Donc, oui, si vous acceptez le défaitisme, alors le Hamas est à peu près ce avec quoi vous vous retrouvez, sans parler de Netanyahu, Smotrich, Ben-Gvir, etc. L’internationalisme socialiste est tout aussi vital en Israël-Palestine que partout ailleurs dans le monde colonial ou semi-colonial. En fait, c’est davantage le cas.
Plus loin on Lénine et le droit à l’autodétermination:
« C’est pour ce droit, et dans une lutte pour l’obtenir une reconnaissance sincère, que les social-démocrates des nations oppressives doivent exiger que les nations opprimées aient le droit de sécession, afin de reconnaître autrement l’égalité des droits des nations et du droit international. La solidarité de la classe ouvrière ne serait en fait que des phrases vides de sens, une pure hypocrisie.
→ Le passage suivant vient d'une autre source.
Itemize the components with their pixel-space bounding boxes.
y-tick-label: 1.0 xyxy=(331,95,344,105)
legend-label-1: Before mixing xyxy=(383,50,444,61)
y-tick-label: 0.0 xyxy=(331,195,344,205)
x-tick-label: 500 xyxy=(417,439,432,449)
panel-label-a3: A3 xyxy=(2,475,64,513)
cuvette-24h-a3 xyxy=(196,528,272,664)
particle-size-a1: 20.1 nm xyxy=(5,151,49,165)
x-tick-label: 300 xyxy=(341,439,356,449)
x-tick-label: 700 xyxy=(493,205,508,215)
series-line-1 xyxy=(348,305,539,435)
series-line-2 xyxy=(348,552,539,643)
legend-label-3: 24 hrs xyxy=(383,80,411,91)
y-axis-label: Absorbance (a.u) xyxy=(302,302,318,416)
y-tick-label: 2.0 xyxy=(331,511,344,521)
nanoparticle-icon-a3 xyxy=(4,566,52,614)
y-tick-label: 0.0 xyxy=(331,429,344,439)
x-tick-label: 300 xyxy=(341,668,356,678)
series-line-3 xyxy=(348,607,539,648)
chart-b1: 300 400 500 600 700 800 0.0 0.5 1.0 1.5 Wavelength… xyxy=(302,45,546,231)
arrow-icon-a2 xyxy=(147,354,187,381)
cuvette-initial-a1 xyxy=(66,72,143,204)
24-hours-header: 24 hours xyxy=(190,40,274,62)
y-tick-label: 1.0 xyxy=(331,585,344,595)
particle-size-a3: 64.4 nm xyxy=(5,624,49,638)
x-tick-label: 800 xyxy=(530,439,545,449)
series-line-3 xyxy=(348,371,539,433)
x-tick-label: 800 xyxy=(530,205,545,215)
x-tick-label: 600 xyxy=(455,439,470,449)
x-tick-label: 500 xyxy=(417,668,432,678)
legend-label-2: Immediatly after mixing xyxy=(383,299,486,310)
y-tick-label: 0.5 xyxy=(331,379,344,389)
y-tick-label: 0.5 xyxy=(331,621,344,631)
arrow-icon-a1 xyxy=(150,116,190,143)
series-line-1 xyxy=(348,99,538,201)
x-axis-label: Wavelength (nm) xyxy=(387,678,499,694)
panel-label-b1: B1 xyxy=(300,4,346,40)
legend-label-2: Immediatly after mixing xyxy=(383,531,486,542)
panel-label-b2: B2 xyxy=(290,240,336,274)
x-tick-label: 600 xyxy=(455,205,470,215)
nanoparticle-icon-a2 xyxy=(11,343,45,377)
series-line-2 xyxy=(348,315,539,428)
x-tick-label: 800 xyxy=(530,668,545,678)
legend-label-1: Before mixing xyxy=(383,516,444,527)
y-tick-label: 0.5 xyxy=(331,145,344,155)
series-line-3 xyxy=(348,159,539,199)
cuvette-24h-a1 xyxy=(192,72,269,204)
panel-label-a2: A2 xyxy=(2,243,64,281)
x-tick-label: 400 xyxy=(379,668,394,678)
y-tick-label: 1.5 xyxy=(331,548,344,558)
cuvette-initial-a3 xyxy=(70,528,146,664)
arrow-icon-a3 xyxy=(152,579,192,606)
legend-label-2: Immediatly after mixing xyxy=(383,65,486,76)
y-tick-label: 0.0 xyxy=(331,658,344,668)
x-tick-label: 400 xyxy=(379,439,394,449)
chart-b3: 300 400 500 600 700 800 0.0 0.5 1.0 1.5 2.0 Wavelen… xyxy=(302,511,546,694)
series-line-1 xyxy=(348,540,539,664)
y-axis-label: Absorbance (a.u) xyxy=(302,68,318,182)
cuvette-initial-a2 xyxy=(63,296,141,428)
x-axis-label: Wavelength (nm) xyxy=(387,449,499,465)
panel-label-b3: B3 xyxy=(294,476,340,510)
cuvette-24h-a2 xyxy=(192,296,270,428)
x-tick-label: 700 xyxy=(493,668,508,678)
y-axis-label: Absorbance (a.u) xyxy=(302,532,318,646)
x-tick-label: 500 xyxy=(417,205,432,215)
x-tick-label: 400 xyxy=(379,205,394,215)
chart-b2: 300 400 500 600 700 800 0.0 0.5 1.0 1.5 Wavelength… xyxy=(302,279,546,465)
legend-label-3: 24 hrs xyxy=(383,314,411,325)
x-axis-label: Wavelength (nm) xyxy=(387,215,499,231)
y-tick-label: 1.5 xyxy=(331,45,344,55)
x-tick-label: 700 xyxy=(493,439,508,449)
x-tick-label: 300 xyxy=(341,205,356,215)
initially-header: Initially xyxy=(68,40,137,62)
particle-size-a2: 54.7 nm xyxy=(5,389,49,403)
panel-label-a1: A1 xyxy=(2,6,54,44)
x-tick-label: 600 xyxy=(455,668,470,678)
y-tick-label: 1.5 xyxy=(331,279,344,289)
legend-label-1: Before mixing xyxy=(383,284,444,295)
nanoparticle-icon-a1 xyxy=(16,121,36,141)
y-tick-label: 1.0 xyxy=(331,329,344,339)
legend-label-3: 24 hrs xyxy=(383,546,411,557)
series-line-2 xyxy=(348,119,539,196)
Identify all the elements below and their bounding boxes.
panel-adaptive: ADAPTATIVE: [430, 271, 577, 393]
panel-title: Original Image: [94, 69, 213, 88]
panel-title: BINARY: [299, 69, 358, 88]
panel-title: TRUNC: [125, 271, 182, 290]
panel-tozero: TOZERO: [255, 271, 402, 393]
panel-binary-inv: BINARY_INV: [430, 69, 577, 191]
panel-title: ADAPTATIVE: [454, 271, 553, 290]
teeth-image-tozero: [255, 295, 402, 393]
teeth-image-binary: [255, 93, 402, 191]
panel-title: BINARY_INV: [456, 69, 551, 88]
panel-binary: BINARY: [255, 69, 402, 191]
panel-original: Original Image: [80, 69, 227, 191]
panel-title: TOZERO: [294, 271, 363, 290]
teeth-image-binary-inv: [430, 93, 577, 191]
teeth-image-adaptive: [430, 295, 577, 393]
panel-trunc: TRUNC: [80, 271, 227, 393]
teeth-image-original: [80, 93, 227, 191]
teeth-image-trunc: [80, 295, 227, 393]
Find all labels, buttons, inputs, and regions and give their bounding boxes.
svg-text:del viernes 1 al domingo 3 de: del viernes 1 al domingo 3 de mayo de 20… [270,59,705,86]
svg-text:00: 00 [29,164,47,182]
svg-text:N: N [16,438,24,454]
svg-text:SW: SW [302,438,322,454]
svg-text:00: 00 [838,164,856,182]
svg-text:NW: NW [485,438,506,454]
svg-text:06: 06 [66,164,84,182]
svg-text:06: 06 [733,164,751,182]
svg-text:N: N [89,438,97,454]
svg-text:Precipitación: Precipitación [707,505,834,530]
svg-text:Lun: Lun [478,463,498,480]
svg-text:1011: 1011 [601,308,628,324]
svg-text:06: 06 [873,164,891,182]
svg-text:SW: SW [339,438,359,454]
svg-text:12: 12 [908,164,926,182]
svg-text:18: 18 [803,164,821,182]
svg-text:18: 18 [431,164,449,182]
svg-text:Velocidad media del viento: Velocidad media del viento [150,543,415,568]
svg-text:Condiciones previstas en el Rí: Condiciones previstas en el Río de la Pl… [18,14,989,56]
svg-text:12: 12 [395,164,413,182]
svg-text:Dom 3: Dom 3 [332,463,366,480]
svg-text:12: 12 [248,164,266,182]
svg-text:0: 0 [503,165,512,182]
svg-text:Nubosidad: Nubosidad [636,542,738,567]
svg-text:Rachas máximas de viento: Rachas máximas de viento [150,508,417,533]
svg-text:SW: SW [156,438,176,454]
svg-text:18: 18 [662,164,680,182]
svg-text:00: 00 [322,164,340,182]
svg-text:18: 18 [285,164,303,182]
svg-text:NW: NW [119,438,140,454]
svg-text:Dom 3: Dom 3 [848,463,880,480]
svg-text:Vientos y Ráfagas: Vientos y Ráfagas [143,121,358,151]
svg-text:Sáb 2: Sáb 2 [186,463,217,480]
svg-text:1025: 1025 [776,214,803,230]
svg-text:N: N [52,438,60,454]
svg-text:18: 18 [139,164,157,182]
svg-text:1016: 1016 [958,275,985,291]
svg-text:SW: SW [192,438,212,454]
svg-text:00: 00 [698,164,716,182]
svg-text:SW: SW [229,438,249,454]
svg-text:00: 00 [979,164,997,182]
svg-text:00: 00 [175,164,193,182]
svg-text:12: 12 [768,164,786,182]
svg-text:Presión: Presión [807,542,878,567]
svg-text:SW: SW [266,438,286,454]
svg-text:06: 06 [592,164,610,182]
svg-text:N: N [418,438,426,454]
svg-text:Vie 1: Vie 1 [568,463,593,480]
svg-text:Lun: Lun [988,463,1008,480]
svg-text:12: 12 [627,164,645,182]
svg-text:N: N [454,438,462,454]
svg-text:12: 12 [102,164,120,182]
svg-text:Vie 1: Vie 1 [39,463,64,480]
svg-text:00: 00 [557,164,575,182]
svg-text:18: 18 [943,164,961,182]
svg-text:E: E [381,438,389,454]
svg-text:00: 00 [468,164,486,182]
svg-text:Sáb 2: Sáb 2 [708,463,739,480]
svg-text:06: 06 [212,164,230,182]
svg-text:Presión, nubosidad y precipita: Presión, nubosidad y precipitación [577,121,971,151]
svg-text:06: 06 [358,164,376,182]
D’autre part, les social-démocrates des nations opprimées doivent attacher une importance primordiale à l’unité et à la fusion des travailleurs des nations opprimées avec ceux des nations oppresseurs ; sinon, ces social-démocrates deviendront involontairement les alliés de leur propre parti national. bourgeoisiequi trahit toujours les intérêts du peuple et de la démocratie, et qui est toujours prêt, à son tour, à annexer des territoires et à opprimer d’autres nations.»
Il va sans dire que massacrer des civils innocents n’est pas exactement le meilleur moyen de réaliser la fusion de deux prolétariats vivant côte à côte.